2007年7月15日、パリの交通渋滞と大気汚染の解決策のひとつとしてレンタル自転車システム、ヴェリブ Velib (vélo+libre)が導入された。鉄道やメトロの駅の近くなど、あちこちに自転車を据え付けたレンタル機があり、パスを使って自転車を取り外し、使ったあとは再び戻す。もちろん、どの場所に戻してもいい。1年間有効のパスを買えば、1回の使用が30分以内なら無料で何度でも使える。1回の使用が30分を超える場合は、追加料金が必要になる。最初の30分の延長は1ユーロ、次の30分は2ユーロ、以降の延長は4ユーロづつ加算される。パリ市はこのシステムは観光にも使えると考えた。確かにパリは自転車で動くのに最適な規模と言えるだろう。
ところで、富山のユーロトラム、セントラムに乗ろうとしたら、停留所のそばにどこかで見たような自転車の列を発見。これはパリのヴェリブではないか!ちょうど自転車に乗ろうとしていた若者がいたので、ちょっと訊いてみた。若者はひもを通したパスを首にかけていて、「これを買って乗るんですよ、最初の30分はタダです」と教えてくれた。最初の30分がタダ?―ますます怪しい。パスをかざすセンサーを見たら、その横にあるボタンのパネルはパリでよく見かけるやつだった。V は Valider (決定)のことだろう。システムごとフランスから買ったのだろうか。ちょうどやってきたセントラムの車両には大きな自転車のマークがあり、「最初の30分は無料」と自転車レンタルシステムをアピールしていた。CYCLOCITY シクロシティと呼ぶらしい。

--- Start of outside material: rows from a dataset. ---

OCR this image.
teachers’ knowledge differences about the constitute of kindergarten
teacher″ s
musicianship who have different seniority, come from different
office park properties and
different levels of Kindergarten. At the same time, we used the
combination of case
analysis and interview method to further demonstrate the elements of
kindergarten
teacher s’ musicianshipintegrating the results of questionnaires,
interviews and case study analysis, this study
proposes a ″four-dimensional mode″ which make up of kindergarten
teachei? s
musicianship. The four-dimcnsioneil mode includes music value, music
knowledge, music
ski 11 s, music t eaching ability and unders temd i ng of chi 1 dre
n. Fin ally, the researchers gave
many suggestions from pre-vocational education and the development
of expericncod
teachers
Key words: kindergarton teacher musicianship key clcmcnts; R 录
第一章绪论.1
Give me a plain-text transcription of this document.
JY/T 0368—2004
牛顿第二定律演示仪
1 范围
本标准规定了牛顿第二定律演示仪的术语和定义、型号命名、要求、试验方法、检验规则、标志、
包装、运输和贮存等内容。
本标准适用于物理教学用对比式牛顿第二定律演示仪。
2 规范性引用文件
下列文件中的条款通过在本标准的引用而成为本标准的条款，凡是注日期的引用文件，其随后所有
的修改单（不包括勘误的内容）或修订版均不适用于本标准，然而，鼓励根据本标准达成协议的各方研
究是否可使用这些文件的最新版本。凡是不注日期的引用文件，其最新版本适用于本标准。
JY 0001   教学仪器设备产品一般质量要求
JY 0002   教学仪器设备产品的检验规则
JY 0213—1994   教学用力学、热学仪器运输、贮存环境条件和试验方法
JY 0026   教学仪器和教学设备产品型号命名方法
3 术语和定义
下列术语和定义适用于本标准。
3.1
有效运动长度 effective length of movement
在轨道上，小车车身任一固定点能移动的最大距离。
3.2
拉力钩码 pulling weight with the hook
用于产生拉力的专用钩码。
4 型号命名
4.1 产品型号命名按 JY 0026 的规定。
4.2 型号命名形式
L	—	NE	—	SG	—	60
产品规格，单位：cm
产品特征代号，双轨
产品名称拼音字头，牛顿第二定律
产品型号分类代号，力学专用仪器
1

あとで親に聞くと「自転車はフランスから取り寄せた」と地元の新聞にデカデカと載っていたらしいから、パリの自転車と同じものなのだろう(※シクロシティ社はパリ市で「ヴェリブ」を運営するフランス、ジェーシードゥコー JC Decaux 社の子会社と判明!)。パリの自転車は3万キロの走行に耐えうるように頑丈に作られている。そのため重量が22kgあり、見た目にもかなり重厚で、モーター付自転車のような外観だ。それにしても富山のフランス度の著しい高さは一体どういうことなのだ。訳がわからない。
パリのヴェリブは最初のうち情報が行き渡らず、市民を不安がらせていたようだ。まずは確実に借りられるだけ自転車の数が十分確保されているのかと。通勤に使うにしても、行ってみたら自転車がすべて出払っていたということもありえる。また自転車を戻そうとしたときに、レンタル機がいっぱいだったら自転車を戻せない(急いでいるときに限ってそういうことが起こる)。とはいえ、富山の場合はそんな心配はまだなさそうだ。うちの親の反応も「また市長が変ったことを始めた」という感じだ。とりあえずは観光客向けということなのだろう。便利な交通手段としてだけでなく、そのものに話題性がある。これでポートラム(ライトレール)とセントラムに、新しい観光資源が加わったわけだ。セントラムに先駆けて走っていたポートラムは4年連続の黒字を確保したようだ(1日の平均利用者数は4339人、500万円の黒字、3月28日付「北日本新聞」)。なかなかやるじゃない。
今度帰省するときはヴェリブの利用状況を調査してみよう。